Her grandfather's eyes filled with sorrow. Numb to her own feelings about her parents, she forgot that her grandfather remembered her mother as someone different. Maybe a happier, friendlier, the-­world-­is-­full-­of-­possibilities-­for-­her kind of person. The someone she must have been at one time for him to show such grief.

“You must have had so many hopes and dreams for her.” The way she did for Justin's future. “I'm sorry to be so callous. I never meant to . . .”

“You spoke your mind and the truth of your life and hers.”

Gillian let the dead rest and started to tell him about herself. “I spent a lot of time at school and in the library.”
Better to come home late, lessen the opportunity for someone to notice you. A better chance they'd be passed out drunk and stoned.
She kept that to herself. Better to stick to herself than her parents' fucked-­up lives. “I made good grades and graduated top of my class in high school. I've worked all kinds of jobs. I'm good with my hands. I learn things quickly. If you show me what you want me to do around here, I'll work hard and earn my keep.”

“Will you stay? Please.”

“That depends. Are you responsible for that animal?” She cocked her head toward the sick and hurt horse in the nearest corral and tried to fight the clench in her heart every time she looked at him.

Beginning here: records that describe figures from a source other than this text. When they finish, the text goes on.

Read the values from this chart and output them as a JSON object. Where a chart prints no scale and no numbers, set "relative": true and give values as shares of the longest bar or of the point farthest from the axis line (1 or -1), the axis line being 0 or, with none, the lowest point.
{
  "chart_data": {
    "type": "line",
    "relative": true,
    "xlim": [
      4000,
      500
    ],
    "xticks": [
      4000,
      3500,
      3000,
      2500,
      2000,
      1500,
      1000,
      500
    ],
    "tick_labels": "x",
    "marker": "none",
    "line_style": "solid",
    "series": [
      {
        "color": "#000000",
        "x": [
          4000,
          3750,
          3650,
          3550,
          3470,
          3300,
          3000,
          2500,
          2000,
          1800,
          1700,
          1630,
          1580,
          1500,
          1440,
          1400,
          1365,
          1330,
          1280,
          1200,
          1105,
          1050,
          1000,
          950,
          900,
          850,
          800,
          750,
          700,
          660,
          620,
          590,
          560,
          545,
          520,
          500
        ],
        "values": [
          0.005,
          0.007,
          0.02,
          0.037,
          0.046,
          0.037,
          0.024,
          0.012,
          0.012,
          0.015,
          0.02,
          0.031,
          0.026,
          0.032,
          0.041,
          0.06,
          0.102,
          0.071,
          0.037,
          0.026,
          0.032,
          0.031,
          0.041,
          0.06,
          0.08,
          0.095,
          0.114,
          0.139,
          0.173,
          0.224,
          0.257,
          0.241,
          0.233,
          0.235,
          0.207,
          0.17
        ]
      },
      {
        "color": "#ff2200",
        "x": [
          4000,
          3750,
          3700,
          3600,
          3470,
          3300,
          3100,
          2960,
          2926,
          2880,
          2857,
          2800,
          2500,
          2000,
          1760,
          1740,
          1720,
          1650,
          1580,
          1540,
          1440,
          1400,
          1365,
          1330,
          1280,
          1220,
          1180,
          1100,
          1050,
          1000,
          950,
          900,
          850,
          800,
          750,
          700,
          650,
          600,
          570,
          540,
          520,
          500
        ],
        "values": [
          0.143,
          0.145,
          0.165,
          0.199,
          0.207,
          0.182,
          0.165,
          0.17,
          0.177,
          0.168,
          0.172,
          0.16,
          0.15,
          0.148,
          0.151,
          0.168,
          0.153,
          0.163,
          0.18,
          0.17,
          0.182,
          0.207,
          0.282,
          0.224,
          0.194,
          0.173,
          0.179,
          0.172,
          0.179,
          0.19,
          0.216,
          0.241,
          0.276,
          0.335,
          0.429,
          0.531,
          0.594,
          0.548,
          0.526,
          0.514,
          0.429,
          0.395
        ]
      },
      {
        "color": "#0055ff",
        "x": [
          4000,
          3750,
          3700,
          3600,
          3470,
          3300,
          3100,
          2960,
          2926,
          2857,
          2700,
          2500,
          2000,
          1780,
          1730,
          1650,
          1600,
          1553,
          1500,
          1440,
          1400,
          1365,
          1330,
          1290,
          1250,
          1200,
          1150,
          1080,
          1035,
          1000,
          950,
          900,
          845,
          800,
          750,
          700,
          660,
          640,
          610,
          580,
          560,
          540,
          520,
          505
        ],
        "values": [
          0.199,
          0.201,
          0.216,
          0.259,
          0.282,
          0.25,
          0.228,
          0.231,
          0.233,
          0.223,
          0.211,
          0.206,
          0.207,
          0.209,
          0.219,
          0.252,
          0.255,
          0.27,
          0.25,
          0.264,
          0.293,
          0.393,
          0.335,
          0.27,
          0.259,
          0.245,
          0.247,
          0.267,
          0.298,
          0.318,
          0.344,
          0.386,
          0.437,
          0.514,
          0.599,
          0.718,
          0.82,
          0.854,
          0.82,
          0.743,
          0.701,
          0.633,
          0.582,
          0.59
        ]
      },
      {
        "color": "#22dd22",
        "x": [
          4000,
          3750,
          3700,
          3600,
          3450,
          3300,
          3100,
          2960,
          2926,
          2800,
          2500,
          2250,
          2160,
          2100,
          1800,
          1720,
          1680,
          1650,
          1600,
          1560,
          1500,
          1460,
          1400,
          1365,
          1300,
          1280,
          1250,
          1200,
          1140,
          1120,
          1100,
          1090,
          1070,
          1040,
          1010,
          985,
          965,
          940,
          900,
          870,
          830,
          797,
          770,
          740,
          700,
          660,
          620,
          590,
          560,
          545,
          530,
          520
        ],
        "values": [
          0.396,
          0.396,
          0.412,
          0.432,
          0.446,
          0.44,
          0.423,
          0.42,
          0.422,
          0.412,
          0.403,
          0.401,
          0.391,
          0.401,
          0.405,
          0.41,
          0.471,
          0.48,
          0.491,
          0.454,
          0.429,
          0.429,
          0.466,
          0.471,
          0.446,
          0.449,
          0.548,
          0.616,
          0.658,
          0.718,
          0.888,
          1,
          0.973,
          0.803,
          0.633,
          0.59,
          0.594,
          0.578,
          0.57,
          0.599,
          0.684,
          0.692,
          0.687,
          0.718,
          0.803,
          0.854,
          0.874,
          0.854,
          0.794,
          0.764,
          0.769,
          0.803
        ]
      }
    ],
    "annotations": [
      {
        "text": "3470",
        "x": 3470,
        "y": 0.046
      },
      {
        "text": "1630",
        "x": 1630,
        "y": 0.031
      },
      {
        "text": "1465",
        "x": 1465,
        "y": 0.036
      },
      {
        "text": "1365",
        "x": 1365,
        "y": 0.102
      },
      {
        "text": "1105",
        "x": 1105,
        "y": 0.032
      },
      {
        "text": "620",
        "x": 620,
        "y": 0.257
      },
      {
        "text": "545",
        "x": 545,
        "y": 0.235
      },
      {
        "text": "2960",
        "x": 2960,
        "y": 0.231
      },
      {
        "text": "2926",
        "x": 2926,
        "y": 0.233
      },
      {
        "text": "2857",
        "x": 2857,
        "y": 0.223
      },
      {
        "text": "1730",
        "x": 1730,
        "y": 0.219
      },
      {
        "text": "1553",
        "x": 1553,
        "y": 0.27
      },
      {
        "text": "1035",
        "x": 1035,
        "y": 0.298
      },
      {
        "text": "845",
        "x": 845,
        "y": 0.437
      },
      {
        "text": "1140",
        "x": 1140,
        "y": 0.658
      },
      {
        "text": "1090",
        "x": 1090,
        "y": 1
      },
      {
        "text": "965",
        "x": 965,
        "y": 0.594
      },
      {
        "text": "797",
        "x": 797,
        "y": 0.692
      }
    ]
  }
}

“He's mine,” Bud answered.

Gillian cast them both a disgusted look and turned her back on them, but hesitated to walk back to her truck and leave. If her grandfather had hurt that horse, she needed a plan to get the hell out of here, now, but she didn't have anywhere else to go. With little more than eighty dollars, she'd never make it more than a few days. She'd never even get out of the state. Too damn cold to sleep in the truck again. She'd need to find a shelter.

Blake caught her hesitation and indecision and knew exactly where this conversation derailed. “He didn't hurt that horse. He saved him from the son of a bitch who neglected and hurt him. Bud wouldn't hurt a horse. No one on this ranch would hurt them. I'm trying to nurse him back to health.”

He spoke to her back, but she listened, even if her gaze remained on Boots. Blake knew how she felt. Seeing that poor thing broke his heart, too. He imagined she saw herself in the horse.

“She thinks I hurt that horse,” Bud whispered, disbelief in his words.

“She just wants to know if she's going to be safe here,” Blake whispered back. “If she thinks you hurt that horse, it isn't a far leap for her to think you'd treat her the same. Give her a minute to work it out. I don't imagine she's ever felt safe. Anywhere.”

And that stabbed him in the heart and made him ache. He tried to swallow his emotions. Something about Gillian had his feelings rising to the surface, when he'd had them buried for a good long time. A very new sensation. He wasn't sure he liked this turn of events.

“She'll damn well be safe here. I won't have her thinking otherwise.”

“Telling her that and making her believe it are two very different things. She's been taught not to trust and not to let her guard down.”

They both jumped at the sound of soft crying coming from the truck. Gillian took off and hobbled around the truck just as a small, brown-­haired boy popped up into view.